RPA has been a huge pain to work with.
It's almost always a framework around existing tools like Selenium that you constantly have to fight against to get good results from. I was always left with the feeling that I could build something better myself just handrolling the scripts rather than using their frameworks.
Getting Claude integrated into the space is going to be a game changer.
Most RPA work is in dealing with errors and exceptions, not the "happy path". I don't see how Claude's Screen Agent is going to work out there - what do you do when an error pops up and you need to implement specific business logic how to respond? How about consistency over many executions, and enterprise accounts. You want a centralized way to control agent behavior. Scripting based RPA is also much faster and cheaper to run, and more consistent.
Maybe Anthropic should focus on building a flexible RPA primitive we could use to make RPA workflows with, like for example extracting values from components that need scrolling, selecting values from long drop-down menus, or handling error messages under form fields.
I agree with your post.
Isn't this most programming? I always chuckle when a junior hire looks at my code and says: "It is mostly error checking."100% this. I am using the open source Ui.vision to automate some business tasks. Works well, but only 10% of the work is for automating the main workflow, 90% of the work goes into error and edge case handling (e. g. Internet down, website (to scrape data from) down, some input data has typos or the wrong date format, etc).

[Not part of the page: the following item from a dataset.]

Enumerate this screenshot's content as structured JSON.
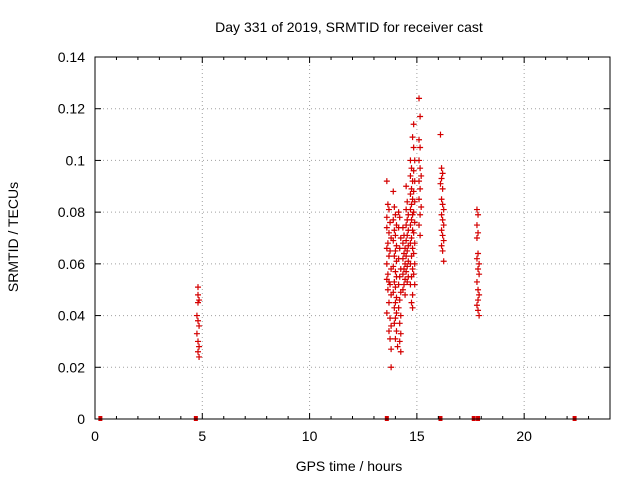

A human can work around all these error cases once she encounters them. Current RPA tools like Uipath or ui.vision need explicit programming for every potential situation. And I see no indication that Claude is doing any better than this.
For starters, for visual automation to work reliably the OCR quality needs to improve further and be 100% reliable. Even in that very basic "AI" area, Claude, ChatGPT, Gemini are good, but not good enough yet.
I can see it now, Claude generating expect scripts. 1994 and 2024 will be fully joined.
The big thing I expect at the next level is in using Claude to first generate UI-based automation based on an end user's instructions, then automatically defining a suite of end-to-end tests, confirming with the user "is this how it should work?", and then finally using this suite to reimplement the flow from first principles.
I know we're still a bit far from there, but I don't see a particular hurdle that strikes me as requiring novel research.
But does it do any better at soliciting the surprise requirements from the user, who after confirming that everything works, two months later reports a production bug because the software isn't correctly performing the different reqirements on the first Tuesday of each quarter that you never knew about.
I once had an executive ask to start an incident because he was showing a client the app and a feature that he wanted that had never been spec’d didn’t exist.
So basically, Tog's Paradox in action?